It is a war statistic not often accurately captured or considered, but with a far-reaching impact on health and mortality.

By the time Oleksandr reached Kharkiv it was well past dark, the outlines of apartment blocks in rising over the crest of the ring road.

Their destination was a complex of soviet-constructed dormitories. Once these dormitories had housed the thousands of students who attended the prestigious universities for which Kharkiv was well known. Now empty, they served as a vital housing means for the thousands of displaced easterners who had fled their villages for the relative safety of Kharkiv. Oleksandr and Volodymyr arrived at a dormitory building serving as a coordination hub for the rehousing and humanitarian administration.

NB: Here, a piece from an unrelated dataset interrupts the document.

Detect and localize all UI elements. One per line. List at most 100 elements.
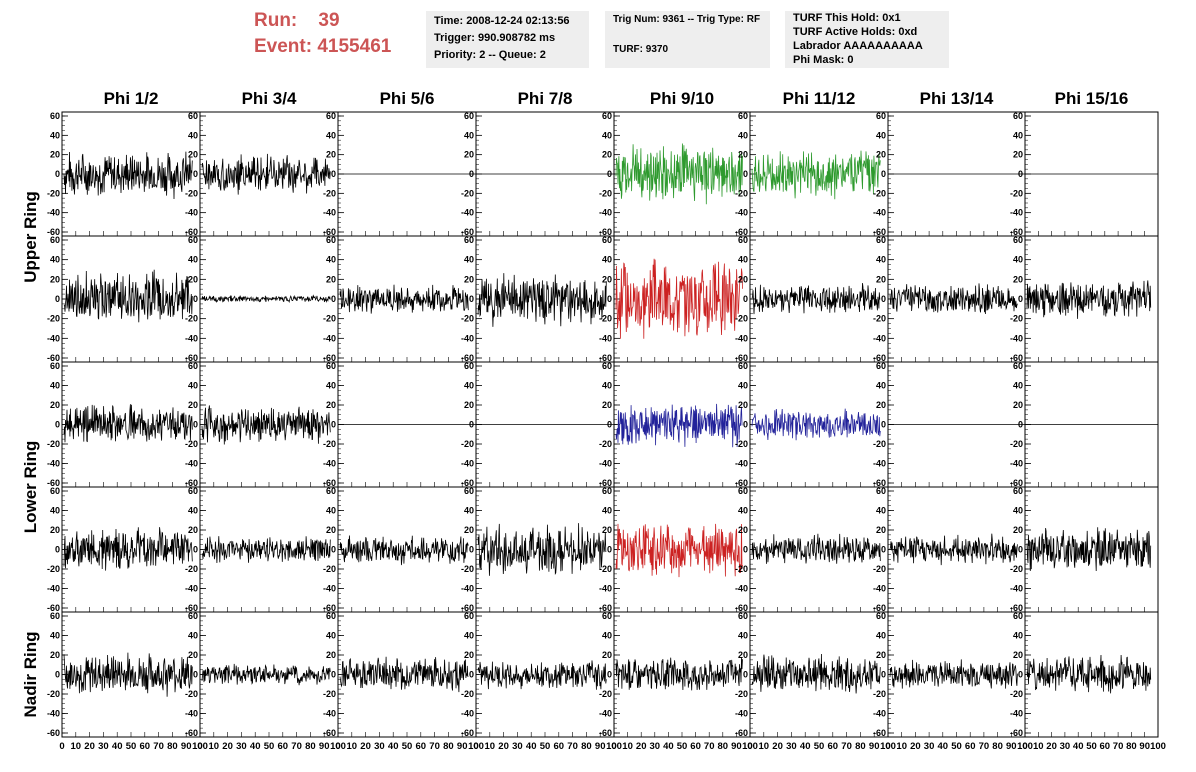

The lights from the dormitory cast a warm glow onto the streets. Inside, framed by tendrils of ribbon lights, Oleksandr began the check-in with the city administration – the final step in officiating his evacuation to Kharkiv. The room was cast in Christmas decorations, it was warm, clean, and quiet. The percussive drumbeat of artillery many miles away.

Oleksandr registered. He had a destination in the city, so would not require housing allotment. He only needed to wait for the humanitarian package set aside for each arrival, boxes of food and hygienic necessities provided by a patchwork of large NGOs.

After the boxes were loaded, he called his relatives, to let them know he was on the way.

Finished, Oleksandr stepped outside for a cigarette, pondering the decorations on the dormitory exterior.

It was nearly Christmas in Kharkiv. The Ukrainian government had changed the dates of the holiday across the country. Formerly the east, predominantly Orthodox, had celebrated from January 6th to 7th. Zelensky’s date change brought the country under a single date, aligning fully with the European holiday calendar. For Oleksandr, this was a new Christmas, a new city, and a new stage of life.